I noticed the frustration in my voice a few days ago. I traveled with my family to Chicago, driving with the kids in the backseat, screaming and crying, and my husband and I had a heart to heart about what we could do to help us both overcome the frustration. I said that I wanted to start running again, but I simply don't have the time. He said that he would like to read more and had hoped that when he chose to be a college professor he would have summers to study and grow, but now that he is writing book number four, he hasn't the time either. We were at a crossroads and felt that we were doomed to feel this frustration forever.
After much though, it occurred to us that it is not the cause of the frustration that needs to be altered, but our reactions to it. I had taken snapping at my family and letting my temper spill over into my work life, which was not helping anyone; least of all me. Why then, would I continue on the same path? Why keep behaving in the same manner if nothing positive was coming from it? That's when I decided to take a deep breath and not internalize the frustration, but to communicate it.
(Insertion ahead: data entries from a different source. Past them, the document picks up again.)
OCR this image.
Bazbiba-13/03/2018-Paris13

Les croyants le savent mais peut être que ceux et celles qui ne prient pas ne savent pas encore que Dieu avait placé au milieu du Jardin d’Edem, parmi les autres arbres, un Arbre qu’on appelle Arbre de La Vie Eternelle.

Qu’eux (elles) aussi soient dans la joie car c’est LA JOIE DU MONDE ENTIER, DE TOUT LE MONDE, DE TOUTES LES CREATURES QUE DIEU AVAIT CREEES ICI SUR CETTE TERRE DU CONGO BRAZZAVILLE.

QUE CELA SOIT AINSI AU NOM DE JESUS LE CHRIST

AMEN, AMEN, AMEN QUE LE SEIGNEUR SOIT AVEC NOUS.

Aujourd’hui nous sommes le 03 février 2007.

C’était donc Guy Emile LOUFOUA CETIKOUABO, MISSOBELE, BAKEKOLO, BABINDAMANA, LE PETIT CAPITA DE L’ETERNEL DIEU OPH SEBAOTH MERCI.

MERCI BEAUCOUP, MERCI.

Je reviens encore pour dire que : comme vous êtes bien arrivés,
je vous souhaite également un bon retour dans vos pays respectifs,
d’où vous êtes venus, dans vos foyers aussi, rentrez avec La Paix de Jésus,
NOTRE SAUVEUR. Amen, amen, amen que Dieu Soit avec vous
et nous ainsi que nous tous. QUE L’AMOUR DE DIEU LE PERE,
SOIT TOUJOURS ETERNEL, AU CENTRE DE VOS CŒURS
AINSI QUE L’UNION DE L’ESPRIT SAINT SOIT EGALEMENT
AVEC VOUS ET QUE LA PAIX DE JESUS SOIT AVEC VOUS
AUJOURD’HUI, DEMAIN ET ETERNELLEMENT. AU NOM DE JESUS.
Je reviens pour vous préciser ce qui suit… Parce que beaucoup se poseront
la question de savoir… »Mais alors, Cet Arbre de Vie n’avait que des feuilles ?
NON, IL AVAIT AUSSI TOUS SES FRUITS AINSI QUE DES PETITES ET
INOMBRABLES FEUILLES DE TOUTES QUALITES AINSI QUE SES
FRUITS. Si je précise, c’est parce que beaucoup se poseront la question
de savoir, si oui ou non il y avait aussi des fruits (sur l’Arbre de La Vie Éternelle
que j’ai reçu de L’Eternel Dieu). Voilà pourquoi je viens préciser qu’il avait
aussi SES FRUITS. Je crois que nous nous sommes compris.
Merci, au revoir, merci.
This is where language is vital. Whether I am speaking to my eight-week old daughter or to a prospective business partner, the words I choose have meaning and depth. By using the first words that come to my mind, I may be performing a grave disservice to myself and to everyone else. Instead of rolling my eyes at my daughter and saying, "I don't know what's wrong! Stop screaming!" I instead say, "This is frustrating for me, because I don't know what's wrong, but I am here for you and we will work through this together." Believe it or not, this works for me. I literally feel the frustration slipping away when I use calm, meaningful words to communicate. And when I really assess how I feel, and share the root of my frustration, the words are carried by the air and the problem seems to have less weight. Believe it or not, this can translate into any type of communication. A client or business colleague who is frustrating because they are asking too much, they don't understand you, or if you are simply having a bad day and are projecting on them, can be given a great gift simply by hearing what you are truly thinking and feeling - so long as your words are chosen carefully and precisely. Frustration does not have to be a way of life.